Hot Lead (1951, directed by Stuart Gilmore)

In this B-western programmer, Dave Collins (Ross Elliott) has just been released from prison.  Because he knows how to operate a telegraph, outlaw Turk Thorne (John Dehner) tries to force Dave to get a job at a local telegraph office so that Turk can use his skills to rob a train.

Despite wanting to go straight, Dave also doesn’t want to get full of hot lead.  He rides into town and gets a job at the ranch owned by Gail Martin (Joan Dixon).  He is befriended by Gail’s two ranchhands, serious cowboy Tim Holt (played, believe it or not, by Tim Holt) and his comedy relief sidekick, Chito Rafferty (Richard Martin).  Tim and Chito want revenge on Turk for killing one of their friends during a previous train robbery.  Working with Dave, they set a trap for Turk and his gang.  Meanwhile, Dave falls in love with Gail.

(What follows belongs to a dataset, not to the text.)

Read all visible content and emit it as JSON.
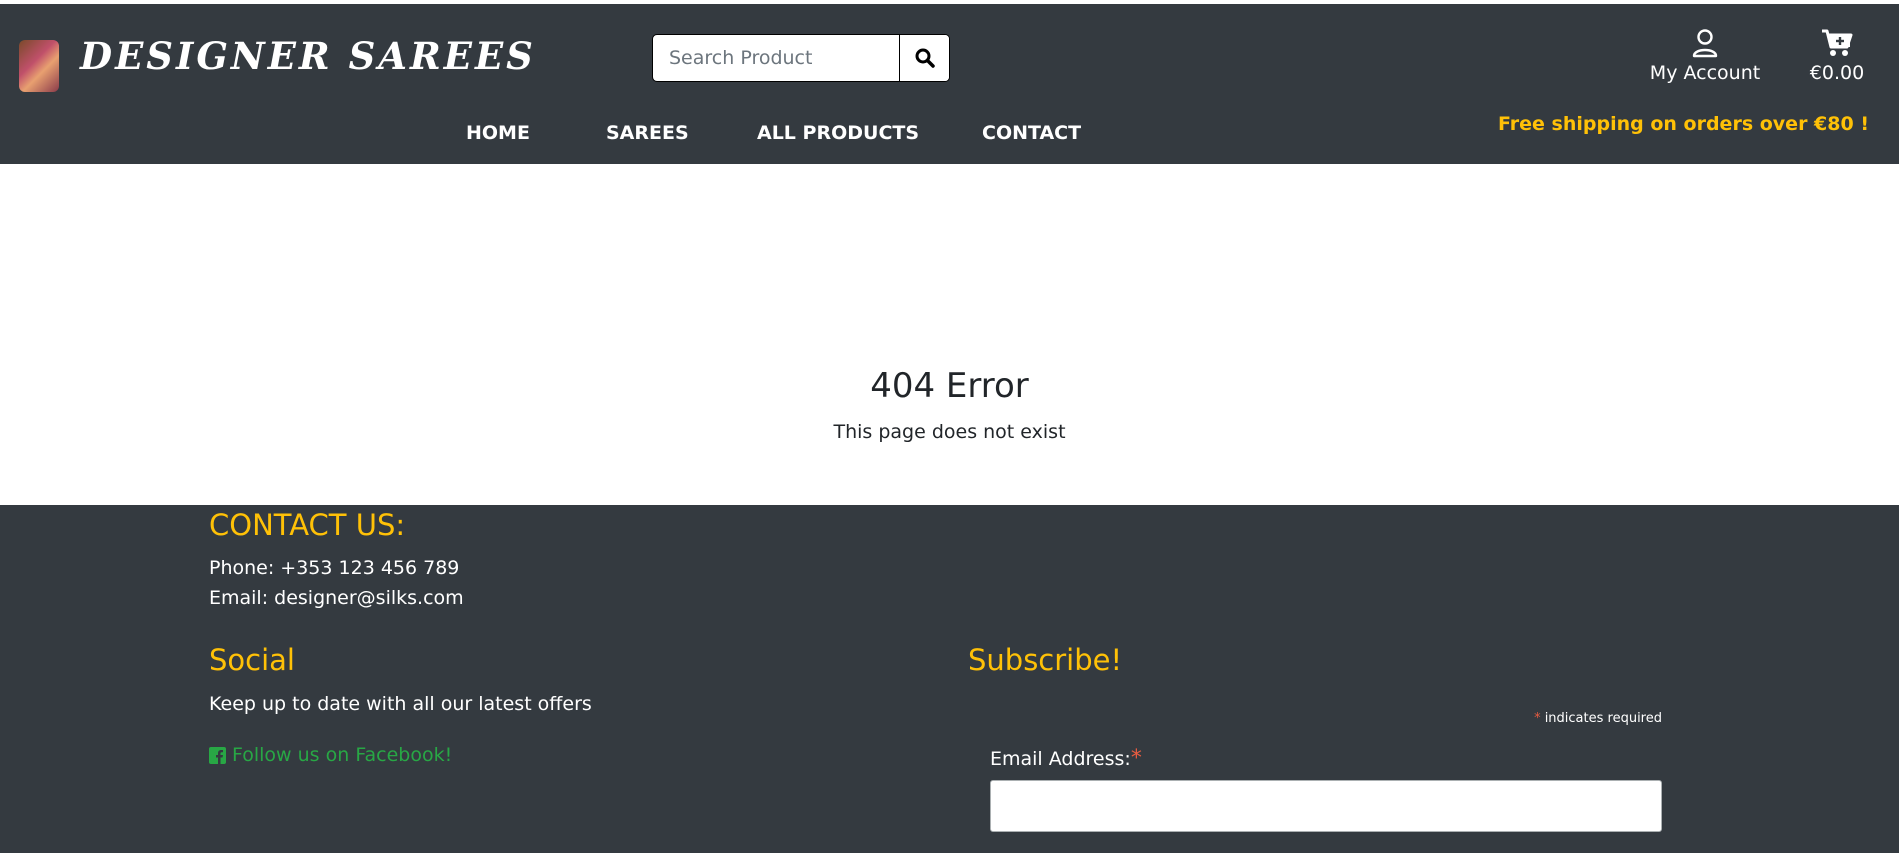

Hot Lead was one of the last of the 46 B-westerns that Tim Holt made for RKO Pictures.  Holt started out playing the type of prototypical happy, go-lucky cowboys who were popular in the 1930s.  At that time, he was unique as one of the few western stars to not play a continuing character who was named after him.  While the studios promoted other western stars as essentially playing themselves, Tim Holt was promoted as being a serious actor.  Holt’s films were popular with audiences but his career was put on hold while he served in World War II.  Post-war, Holt played characters who were far more world-weary than his earlier cowboys and he also started to play characters who were specifically named “Tim Holt.”

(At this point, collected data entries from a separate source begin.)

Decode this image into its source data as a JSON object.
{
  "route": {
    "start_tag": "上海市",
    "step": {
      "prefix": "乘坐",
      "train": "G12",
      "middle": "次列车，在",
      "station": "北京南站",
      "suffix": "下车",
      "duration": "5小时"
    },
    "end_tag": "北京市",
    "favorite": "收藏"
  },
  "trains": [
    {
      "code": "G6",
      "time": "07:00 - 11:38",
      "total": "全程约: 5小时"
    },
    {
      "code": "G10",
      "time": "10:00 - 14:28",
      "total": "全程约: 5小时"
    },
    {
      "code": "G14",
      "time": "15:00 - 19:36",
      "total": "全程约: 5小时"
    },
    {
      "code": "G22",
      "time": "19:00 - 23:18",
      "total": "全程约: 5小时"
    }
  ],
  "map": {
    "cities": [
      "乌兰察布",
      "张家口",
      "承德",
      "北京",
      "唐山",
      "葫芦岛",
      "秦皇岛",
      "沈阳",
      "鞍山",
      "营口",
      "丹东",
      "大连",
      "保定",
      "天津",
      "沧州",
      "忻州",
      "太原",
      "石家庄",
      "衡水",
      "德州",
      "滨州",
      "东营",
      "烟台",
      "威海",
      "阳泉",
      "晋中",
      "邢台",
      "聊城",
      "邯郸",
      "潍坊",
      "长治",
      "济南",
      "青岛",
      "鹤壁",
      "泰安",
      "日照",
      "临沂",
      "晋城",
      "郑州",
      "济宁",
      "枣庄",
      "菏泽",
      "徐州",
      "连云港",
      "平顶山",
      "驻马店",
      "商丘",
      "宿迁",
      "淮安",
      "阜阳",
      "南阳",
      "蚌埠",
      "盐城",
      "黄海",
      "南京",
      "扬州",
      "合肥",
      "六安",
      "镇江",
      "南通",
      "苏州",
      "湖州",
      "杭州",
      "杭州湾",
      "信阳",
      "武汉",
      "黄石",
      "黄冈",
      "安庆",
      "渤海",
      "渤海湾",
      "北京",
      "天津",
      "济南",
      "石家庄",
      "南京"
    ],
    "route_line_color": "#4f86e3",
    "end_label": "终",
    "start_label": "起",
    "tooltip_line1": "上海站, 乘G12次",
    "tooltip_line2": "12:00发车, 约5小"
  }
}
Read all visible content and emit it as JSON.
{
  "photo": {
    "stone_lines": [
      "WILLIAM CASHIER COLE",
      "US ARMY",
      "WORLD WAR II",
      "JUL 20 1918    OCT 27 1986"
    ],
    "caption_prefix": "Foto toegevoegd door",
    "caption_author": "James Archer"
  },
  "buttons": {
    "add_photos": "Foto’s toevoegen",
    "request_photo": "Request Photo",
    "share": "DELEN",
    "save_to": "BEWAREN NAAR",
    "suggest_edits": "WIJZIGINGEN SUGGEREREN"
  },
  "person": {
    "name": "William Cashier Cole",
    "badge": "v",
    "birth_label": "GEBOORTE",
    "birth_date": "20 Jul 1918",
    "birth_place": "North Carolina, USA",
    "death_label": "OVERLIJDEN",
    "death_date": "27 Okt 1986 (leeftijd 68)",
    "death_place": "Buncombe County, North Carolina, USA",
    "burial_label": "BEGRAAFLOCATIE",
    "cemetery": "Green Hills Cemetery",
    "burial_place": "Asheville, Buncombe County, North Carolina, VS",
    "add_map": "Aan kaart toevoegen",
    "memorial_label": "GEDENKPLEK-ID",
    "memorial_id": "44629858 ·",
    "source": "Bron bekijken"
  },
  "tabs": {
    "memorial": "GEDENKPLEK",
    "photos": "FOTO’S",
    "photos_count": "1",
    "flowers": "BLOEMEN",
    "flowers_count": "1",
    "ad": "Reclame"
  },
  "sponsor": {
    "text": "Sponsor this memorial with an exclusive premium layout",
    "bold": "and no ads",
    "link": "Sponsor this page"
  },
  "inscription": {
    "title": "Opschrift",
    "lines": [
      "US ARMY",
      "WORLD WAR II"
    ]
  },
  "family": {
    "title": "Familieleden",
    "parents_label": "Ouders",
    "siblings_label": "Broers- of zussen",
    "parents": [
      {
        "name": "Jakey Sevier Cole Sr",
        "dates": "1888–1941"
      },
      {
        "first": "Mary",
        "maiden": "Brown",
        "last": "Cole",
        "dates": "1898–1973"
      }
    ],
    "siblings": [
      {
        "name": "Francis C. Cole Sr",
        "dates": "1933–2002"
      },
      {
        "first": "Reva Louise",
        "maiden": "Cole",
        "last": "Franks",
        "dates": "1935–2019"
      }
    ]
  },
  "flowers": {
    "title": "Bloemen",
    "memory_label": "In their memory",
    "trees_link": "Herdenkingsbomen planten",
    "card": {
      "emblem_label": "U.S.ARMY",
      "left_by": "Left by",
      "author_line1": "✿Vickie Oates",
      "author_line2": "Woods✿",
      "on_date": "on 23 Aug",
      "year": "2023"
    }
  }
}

Even though most of Holt’s later films were uneven in quality, Hot Lead is one of the better examples of the genre.  Whether happy or serious, Tim Holt was always a convincing cowboy and he brings his natural gravitas to the role, playing his character as being the type of serious and no-nonsense cowboy that anyone would want in their corner.  John Dehner was always a good villain and Ross Elliott is equally good as the man struggling not to go back to his old ways.  The action scenes and the gunfights are well-directed and the story even carries an important message about giving people second chances.  Not bad for a B-western!